Patients who complain of lateral hip pain are usually from a non-traumatic origin and localize tenderness over the greater trochanter. This best describes trochanteric bursitis. They typically describe pain sleeping on the affected side, pain getting in and out of chairs/cars, and have a popping feeling with going from seated to standing and vice verse. They are more often than not over-weight and sedentary. They also do not experience any radicular symptoms but may describe pain that runs along the lateral thigh and stops near Gerdy's tubercle. Aside for the possibility for fracture or skin infection, trochanteric bursitis is the primary cause for lateral hip pain in adults. However, lateral hip pain can also be a manifestation of a far lateral lumbar disc injury. A far lateral disc injury is a result of a disc rupture or bulge that presses on the lateral nerve root and causing referred pain along the lateral hip and goes into the groin. These patients can also complain of low back pain, leg weakness and sensory changes in the affected leg. Your physical examination will help to refine your diagnosis. Ultimately an MRI will help to definitively diagnosis this problem.

Posterior Hip Pain

Referred pain from the lumbar spine and associated nerves are the more common non-traumatic origin for posterior hip pain. Irritation of the sciatic nerve cause a radiation of pain into the buttocks in what is frequently described by patients as posterior hip pain. These patients are uncomfortable with sitting and lying down, movement makes them more painful and resting too long makes them equally uncomfortable. They may experience a dull ache or a sharp burning pain that runs down the leg to the level of the knee or into the foot. They may be in mild discomfort or excruciating pain. They may report weakness with leg or foot motions and have some sensory changes in the affected extremity. Patients with pelvic trauma, acetabulum fractures, hip dislocation, hip impingement/labrium tear, hamstring strain, degenerative hip joint and trochanteric bursitis can also present as posterior hip pain.
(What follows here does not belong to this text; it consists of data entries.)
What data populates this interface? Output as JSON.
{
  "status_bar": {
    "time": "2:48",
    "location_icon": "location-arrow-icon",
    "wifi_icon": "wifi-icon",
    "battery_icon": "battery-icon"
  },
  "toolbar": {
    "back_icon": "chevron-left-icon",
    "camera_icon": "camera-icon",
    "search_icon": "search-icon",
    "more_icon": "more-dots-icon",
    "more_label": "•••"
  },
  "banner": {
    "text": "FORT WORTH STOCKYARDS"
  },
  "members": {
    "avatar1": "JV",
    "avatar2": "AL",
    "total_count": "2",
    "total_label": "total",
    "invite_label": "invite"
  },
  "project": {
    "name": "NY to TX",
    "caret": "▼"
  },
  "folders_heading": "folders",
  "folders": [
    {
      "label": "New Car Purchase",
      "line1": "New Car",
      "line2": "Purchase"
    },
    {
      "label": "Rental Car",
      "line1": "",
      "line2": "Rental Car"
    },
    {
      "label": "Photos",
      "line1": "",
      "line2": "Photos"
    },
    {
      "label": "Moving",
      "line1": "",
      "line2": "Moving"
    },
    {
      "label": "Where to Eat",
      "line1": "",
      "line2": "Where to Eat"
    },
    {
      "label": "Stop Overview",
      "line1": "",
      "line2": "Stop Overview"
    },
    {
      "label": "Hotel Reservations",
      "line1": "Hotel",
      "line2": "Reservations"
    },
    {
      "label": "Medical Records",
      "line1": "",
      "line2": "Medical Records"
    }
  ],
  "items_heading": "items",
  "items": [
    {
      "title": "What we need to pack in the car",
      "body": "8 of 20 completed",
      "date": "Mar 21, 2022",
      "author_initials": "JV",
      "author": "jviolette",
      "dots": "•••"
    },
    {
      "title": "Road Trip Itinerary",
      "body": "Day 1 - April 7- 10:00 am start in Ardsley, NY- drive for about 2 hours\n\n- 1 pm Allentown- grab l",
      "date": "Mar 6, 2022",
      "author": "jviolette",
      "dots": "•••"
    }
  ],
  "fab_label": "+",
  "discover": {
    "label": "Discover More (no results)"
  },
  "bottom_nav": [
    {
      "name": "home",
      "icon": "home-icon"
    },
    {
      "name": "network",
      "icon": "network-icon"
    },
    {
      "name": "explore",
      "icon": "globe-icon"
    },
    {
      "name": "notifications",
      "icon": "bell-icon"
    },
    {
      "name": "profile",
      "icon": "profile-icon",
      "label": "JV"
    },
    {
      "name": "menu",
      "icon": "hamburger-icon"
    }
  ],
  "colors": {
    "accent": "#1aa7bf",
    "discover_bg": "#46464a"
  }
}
The location of a patient's hip complaint will give a provider better ideas as to the potential causes for that pain. Keep in mind that just because a patient localizes pain to one area of the hip does not exclude other causes for their pain. Patients can have more than one musculoskeletal problem at a time and may have pain that is perceived in various locations. Keeping in mind a wide differential diagnosis will help a provider better identify hip injuries.